Lokale Entwicklung

Malteurop: Globale Strategie, lokales Engagement

Als international agierende Unternehmensgruppe -mit 24 Produktionsstandorten in 13 Ländern auf 4 Kontinenten – verknüpft Malteurop nachhaltige Entwicklung eng mit der Entwicklung der lokalen Wirtschaftsstrukturen.

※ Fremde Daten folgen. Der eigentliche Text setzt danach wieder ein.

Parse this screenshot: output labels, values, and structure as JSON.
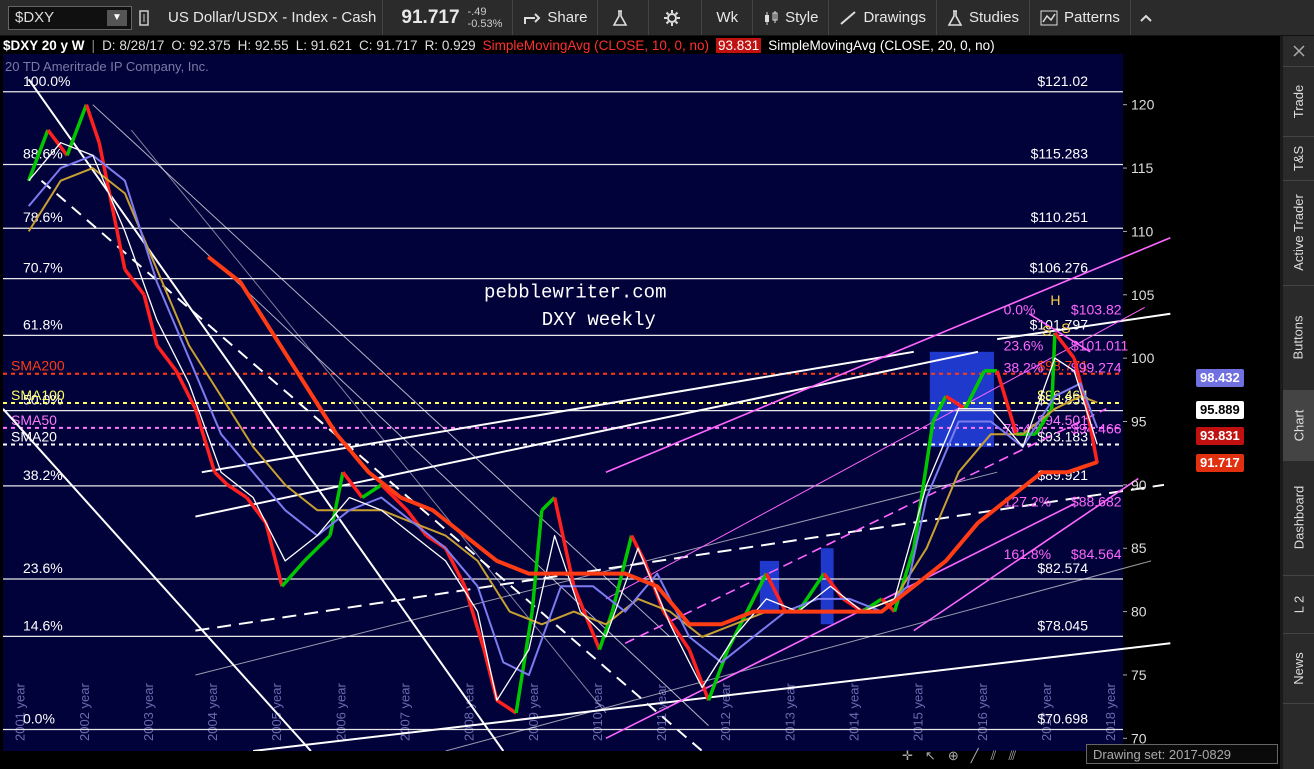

Systematisch setzt das Unternehmen auf lokale Ressourcen der Anbaugebiete, wo die verschiedenen Tochtergesellschaften angesiedelt sind, ganz gleich ob es sich um Gerstenlieferanten aus der Landwirtschaft, um die Anwerbung von Humanressourcen oder um Zulieferungen und um Industrieanlagen handelt.

Enge Zusammenarbeit mit den Landwirten

Malteurop bevorzugt den kürzest möglichen Versorgungskreislauf und kauft den größten Teil seiner Braugerste direkt bei den Landwirten ein, wobei das Unternehmen vorrangig langfristige Geschäftsbeziehungen über mehrere Jahre eingeht. Beide Seiten sind nämlich stark an langfristigen Bindungen interessiert und sie teilen eine gemeinsame Vision und gehen langfristige Verpflichtungen ein: Einerseits möchte Malteurop seine Rohstoffversorgung sowohl quantitativ als auch qualitativ sicherstellen, andererseits möchten die Landwirte ihre Absatzmärkte und ihr Einkommen sichern; und dies angesichts hoher Belastungen auf dem Wirtschafts- und Agrarsektor.

Die Zahl der Gerstenanbauflächen ist rückläufig, Braugerste konkurriert mit anderen Produkten, vor allem Mais und Soja und die Absatzmärkte für Tiernahrung oder Biotreibstoff wachsen ständig. Malteurop setzt sich für die Beibehaltung der wirtschaftlichen Bedeutung dieser Kultur für die Landwirte ein und vor allem für ihre Rentabilität und die dadurch entstehenden Einkommen.  

Braugerste ist eine Kultur, die eine hervorragende Arbeitstechnik der Landwirte erfordert; der gleiche Boden kann tatsächlich erhebliche Ertragsschwankungen je nach Fachkenntnis bei der Bodenbewirtschaftung aufweisen. Malteurop arbeitet langfristig mit den Landwirten zusammen und bietet ihnen fortlaufende Betreuung und Unterstützung, insbesondere auf dem Gebiet der Anbautechniken.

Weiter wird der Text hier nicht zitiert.